Currency restriction. On 4 March 2015, the National Bank of Ukraine strengthened currency control restrictions and introduced the following additional restrictions:

·       The threshold for service payments to non-residents, which require price expertise of the Foreign Markets Monitoring Centre, was decreased from €50,000 to €25,000 per year with one counterparty;

·       In order to purchase or transfer foreign currency abroad under import transactions, clients are obliged to provide to the servicing bank a Certificate from the State Fiscal Service of Ukraine on the absence of tax debt;

·       Companies cannot purchase foreign currency if they have more than $10,000 on their current and deposit accounts in all banks;

·       A ban on remitting funds to foreign investors through payment of dividends on securities traded on the stock exchange and a decrease in the charter capital or the exit of foreign investors from legal entities.

 

The currency restrictions have significantly affected the Group's ability to purchase foreign currency and to remit funds outside Ukraine, which has affected the Group's treasury and currency management.

 

Since the beginning of 2015, the Parliament and the Cabinet of Ministers of Ukraine have passed for approval a number of changes to various legislative acts in respect of the Ukrainian gas market and procedure of obtaining licences for gas extraction. Management is currently assessing the possible impact of these changes on the Group.

 

As a result of the continuing geopolitical and economic upheaval in Ukraine, there has been a significant devaluation of the Ukrainian Hryvnia against the US Dollar which is likely to affect the carrying value of the Group's assets in the future. Since 1 January 2015, the Ukrainian Hryvnia has devalued against the US Dollar from UAH15.8/$1.00 to UAH20.7/$1.00 on 22 May 2015.

 

The significant strains affecting the Ukrainian banking system, which are detailed in the Operational Environment, Principal Risks and Uncertainties section above and in Note 13, have caused the Group to take steps to diversify its banking arrangements between a number of banks in Ukraine.
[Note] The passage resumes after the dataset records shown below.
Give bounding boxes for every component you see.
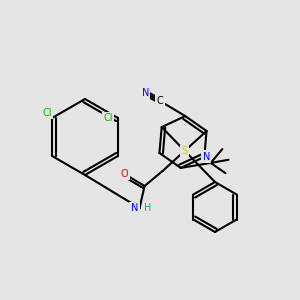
- Text: N: N: [131, 203, 138, 213]
- Text: Cl: Cl: [103, 113, 113, 123]
- Text: H: H: [144, 203, 151, 213]
- Text: Cl: Cl: [42, 108, 52, 118]
- Text: S: S: [182, 146, 188, 156]
- Text: O: O: [121, 169, 128, 179]
- Text: N: N: [202, 152, 210, 162]
- Text: N: N: [142, 88, 149, 98]
- Text: C: C: [157, 96, 164, 106]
The Group currently holds a significant proportion of its Ukrainian Hryvnia cash deposits in a related party bank, Unex Bank, but is currently taking steps to rebalance its cash holdings between other banks in Ukraine.   In the meantime, the Group has obtained additional assurances regarding the security of its cash deposits in Unex Bank, including a representation letter from Unex Bank advising that it continues to fulfil all regulatory requirements of the National Bank of Ukraine, as well as a guarantee and security over another asset from companies within the Smart Holding Groupin support of the Group's cash deposits in Unex Bank.

 

In April 2015, it was announced that the imported gas price calculated under the longstanding gas supply agreement between Russia and Ukraine was to be $248/Mm3 for the second quarter of 2015, reflecting the recent decrease in global oil commodity prices.

The maximum industrial gas price set by the National Commission for State Energy and Public Utilities Regulation with effect from 1 May 2015 is $324/Mm3 (UAH 6,810/Mm3 using the exchange rate at 30 April 2015 of UAH21.0/$1.00).